Folha de S. Paulo


Violência agrava divisão de Jerusalém entre israelenses e palestinos

"Jerusalém, completa e unificada, é a capital de Israel". A frase, parte da Lei Básica de Jerusalém, aprovada pelo Knesset (o Parlamento) em 1980, é quase um mantra para muitos israelenses.

A cidade milenar, sagrada para judeus, muçulmanos e cristãos, seria "eternamente indivisível", não retornaria à situação de antes da Guerra dos Seis Dias (1967), quando muros e cercas de arame farpado passavam no meio dela, dividindo-a entre a parte judaica, controlada por Israel, e a árabe, pela Jordânia.

Há duas semanas, no entanto, a polícia israelense começou a cercar bairros de Jerusalém, espalhando blocos de concreto nos acessos.

Policiais foram deslocados para postos de controle improvisados, na tentativa de estancar uma onda de ataques, especialmente a facadas, de moradores desses bairros contra israelenses.

Desde meados de setembro, 11 israelenses morreram em ataques palestinos, que se intensificaram em outubro. Cerca de 50 palestinos também foram mortos –metade deles enquanto cometiam atentados, e os outros alvejados por soldados israelenses em protestos na Cisjordânia e na faixa de Gaza.

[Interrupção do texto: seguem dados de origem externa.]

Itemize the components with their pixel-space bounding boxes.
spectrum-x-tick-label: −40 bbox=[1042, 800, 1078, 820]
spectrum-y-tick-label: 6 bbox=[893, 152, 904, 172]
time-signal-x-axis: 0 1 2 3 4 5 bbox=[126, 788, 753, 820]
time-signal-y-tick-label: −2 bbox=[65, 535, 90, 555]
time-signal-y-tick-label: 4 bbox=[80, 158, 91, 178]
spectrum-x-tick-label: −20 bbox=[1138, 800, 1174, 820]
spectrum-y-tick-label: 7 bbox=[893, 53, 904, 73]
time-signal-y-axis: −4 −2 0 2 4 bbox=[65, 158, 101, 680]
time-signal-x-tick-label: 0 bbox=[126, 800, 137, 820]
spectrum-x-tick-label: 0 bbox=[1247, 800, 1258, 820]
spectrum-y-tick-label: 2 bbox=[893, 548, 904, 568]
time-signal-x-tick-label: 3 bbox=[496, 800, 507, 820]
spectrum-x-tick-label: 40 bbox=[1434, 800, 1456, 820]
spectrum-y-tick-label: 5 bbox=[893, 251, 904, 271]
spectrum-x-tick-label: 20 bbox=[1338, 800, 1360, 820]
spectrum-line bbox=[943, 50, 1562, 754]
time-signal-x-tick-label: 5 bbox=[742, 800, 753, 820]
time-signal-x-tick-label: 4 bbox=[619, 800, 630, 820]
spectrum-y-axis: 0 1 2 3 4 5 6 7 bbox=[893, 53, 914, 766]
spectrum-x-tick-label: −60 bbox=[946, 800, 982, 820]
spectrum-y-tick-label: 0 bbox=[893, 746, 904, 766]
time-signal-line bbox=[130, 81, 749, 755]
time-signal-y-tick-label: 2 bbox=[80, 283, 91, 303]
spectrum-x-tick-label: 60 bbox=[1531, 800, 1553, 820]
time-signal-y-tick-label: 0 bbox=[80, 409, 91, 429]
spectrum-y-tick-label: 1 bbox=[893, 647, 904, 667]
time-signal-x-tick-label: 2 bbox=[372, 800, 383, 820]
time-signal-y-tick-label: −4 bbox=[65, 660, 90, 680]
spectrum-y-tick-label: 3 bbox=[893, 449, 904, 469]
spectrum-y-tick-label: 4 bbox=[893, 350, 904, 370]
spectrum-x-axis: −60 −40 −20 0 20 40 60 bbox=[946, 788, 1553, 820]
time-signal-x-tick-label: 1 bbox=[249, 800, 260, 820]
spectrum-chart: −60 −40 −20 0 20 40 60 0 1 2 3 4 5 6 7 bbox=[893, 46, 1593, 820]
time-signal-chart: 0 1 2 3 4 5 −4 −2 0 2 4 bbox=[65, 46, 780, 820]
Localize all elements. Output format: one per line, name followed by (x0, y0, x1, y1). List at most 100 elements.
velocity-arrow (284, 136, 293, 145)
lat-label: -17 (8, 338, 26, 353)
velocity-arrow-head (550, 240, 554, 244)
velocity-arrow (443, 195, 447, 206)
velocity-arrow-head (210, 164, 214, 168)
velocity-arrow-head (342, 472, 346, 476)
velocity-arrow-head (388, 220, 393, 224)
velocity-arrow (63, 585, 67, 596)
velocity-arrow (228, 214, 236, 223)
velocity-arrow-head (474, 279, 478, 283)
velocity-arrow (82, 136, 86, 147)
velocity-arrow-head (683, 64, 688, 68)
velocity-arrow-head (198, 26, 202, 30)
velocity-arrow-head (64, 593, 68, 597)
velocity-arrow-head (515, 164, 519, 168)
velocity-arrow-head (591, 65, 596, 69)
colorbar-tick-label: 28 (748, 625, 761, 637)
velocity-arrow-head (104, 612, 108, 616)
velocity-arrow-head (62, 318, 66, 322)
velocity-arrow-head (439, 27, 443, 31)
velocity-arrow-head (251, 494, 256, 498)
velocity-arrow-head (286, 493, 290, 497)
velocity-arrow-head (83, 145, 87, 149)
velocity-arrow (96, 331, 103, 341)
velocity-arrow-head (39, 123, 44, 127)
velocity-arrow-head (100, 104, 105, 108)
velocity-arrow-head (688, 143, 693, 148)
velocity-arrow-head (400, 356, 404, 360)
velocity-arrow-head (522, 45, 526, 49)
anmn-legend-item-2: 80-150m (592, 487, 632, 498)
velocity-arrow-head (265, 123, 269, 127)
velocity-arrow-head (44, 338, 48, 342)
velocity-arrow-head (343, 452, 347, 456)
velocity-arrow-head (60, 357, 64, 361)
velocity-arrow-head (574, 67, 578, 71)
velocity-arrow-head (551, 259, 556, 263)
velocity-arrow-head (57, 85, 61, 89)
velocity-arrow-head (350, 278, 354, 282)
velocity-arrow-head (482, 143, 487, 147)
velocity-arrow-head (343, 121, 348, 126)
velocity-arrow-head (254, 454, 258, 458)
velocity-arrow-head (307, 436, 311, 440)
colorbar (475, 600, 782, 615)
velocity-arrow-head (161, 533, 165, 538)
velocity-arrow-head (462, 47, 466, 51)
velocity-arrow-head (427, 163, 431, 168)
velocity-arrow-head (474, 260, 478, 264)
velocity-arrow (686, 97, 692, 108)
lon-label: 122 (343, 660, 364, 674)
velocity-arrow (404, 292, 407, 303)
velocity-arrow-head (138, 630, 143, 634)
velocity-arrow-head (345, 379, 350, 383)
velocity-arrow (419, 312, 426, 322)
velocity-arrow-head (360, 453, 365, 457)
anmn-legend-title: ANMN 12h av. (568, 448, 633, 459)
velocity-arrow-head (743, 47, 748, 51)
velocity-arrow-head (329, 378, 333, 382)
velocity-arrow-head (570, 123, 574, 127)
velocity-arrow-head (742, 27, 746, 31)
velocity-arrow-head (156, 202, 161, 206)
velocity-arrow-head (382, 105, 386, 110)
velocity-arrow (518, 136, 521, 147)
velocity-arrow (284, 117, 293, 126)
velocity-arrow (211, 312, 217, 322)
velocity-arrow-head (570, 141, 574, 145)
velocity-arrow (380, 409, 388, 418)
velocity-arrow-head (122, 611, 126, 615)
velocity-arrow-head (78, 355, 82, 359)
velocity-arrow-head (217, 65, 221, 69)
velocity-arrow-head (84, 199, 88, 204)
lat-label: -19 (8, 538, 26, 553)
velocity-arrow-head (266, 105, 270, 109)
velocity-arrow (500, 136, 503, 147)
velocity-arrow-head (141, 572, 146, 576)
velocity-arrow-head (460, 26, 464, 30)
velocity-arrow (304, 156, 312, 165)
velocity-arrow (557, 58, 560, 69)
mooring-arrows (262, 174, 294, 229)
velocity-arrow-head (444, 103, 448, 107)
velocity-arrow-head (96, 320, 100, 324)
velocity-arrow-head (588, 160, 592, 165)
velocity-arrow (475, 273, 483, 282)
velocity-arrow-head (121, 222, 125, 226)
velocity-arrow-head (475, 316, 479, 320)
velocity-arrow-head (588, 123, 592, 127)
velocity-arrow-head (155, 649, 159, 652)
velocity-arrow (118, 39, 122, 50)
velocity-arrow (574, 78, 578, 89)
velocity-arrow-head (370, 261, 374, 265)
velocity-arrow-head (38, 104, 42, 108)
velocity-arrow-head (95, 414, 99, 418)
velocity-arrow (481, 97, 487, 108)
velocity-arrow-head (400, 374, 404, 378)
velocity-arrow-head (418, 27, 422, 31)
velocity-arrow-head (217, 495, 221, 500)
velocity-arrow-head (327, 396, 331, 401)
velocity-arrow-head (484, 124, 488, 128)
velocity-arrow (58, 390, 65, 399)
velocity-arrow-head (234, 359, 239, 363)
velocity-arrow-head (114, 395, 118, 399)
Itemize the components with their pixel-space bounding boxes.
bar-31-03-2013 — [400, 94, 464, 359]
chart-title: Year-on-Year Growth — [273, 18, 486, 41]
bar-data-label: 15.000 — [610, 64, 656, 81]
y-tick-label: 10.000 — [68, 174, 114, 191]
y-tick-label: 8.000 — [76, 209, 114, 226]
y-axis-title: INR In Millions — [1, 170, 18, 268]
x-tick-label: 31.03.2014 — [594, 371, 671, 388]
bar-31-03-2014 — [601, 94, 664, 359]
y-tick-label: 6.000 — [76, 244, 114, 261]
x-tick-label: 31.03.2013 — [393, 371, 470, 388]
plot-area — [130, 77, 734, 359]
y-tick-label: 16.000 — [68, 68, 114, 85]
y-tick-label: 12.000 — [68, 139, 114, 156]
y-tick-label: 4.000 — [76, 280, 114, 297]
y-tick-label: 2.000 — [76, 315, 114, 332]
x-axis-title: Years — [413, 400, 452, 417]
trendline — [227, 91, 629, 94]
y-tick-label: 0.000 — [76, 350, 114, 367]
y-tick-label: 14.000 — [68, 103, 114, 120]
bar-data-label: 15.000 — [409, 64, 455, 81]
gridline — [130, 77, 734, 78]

Neste sábado (31), forças de segurança de Israel mataram a tiros um palestino que correu em sua direção com uma faca na Cisjordânia.

Editoria de Arte/Folhapress

"HUMILHANTE"

"É humilhante", diz sobre as barreiras o palestino Muhammad Abu Hummus, que agora precisa esperar em filas demoradas para entrar e sair do bairro, além de passar por revistas às vezes corporais.

Ele afirma que, ao anoitecer, há patrulhas do Exército que, por vezes, borrifam gás lacrimejante ou com cheiro de esgoto nas ruas para inibir a circulação de jovens.

Mas muitos se perguntam se essas medidas não esboçam, na verdade, uma fronteira "de facto" quase meio século depois, separando a parte judaica (Ocidental) e a árabe (Oriental) da cidade.

"A medida não tem significado político. É só um aspecto de nossas medidas de segurança", diz o porta-voz do ministério do Exterior de Israel, Emmanuel Nachshon.

Mas o próprio premiê, Binyamin Netanyahu, parece ter se dado conta do significado das muretas e ordenou que elas fossem retiradas. O cerco com blocos de cimento e os postos policiais eventuais, no entanto, continuam.

A "unificação" de Jerusalém (para os palestinos, "ocupação") visou anexar a Cidade Velha, 1 km² onde ficam os principais locais santos para cristãos, muçulmanos e judeus. Até 1967, os jordanianos proibiam judeus de visitar o Muro das Lamentações, seu sítio mais venerado.

Mas, além da Cidade Velha, Israel anexou 28 aldeias palestinas (70 km²), triplicando a área municipal. Aos 310 mil moradores palestinos foi oferecida cidadania, e a maioria só aceitou ser "residente fixo".

Aos poucos, Israel construiu novos bairros judaicos na parte oriental, considerados assentamentos pela comunidade internacional.

Segundo pesquisa feita pelo Knesset, 50% dos israelenses estariam dispostos a ver Jerusalém menor, sem os bairros palestinos. Para Sima Kadmon, do jornal "Yedioth Ahronoth", é preciso "admitir que Jerusalém nunca foi e nunca será unificada".

Apesar de israelenses e palestinos conviverem em shoppings, praças e outros locais públicos em Jerusalém, os povos quase não se misturam.

Antes da atual crise, havia um clima de coexistência em alguns bairros. Liron Deri, subprefeito de Jerusalém, diz que os jovens conviviam pacificamente. "Centros comunitários dos dois lados promoviam encontros conjuntos semanais. Ninguém quer cercas ou muros em Jerusalém."

Neste sábado, cerca de 50 mil israelenses participaram da homenagem ao ex-premiê Yitzhak Rabin em Tel Aviv. Ele foi assassinado há 20 anos por um radical judeu contrário à solução dos dois Estados do acordo de Oslo, motivo pelo qual Rabin recebeu o Prêmio Nobel da Paz.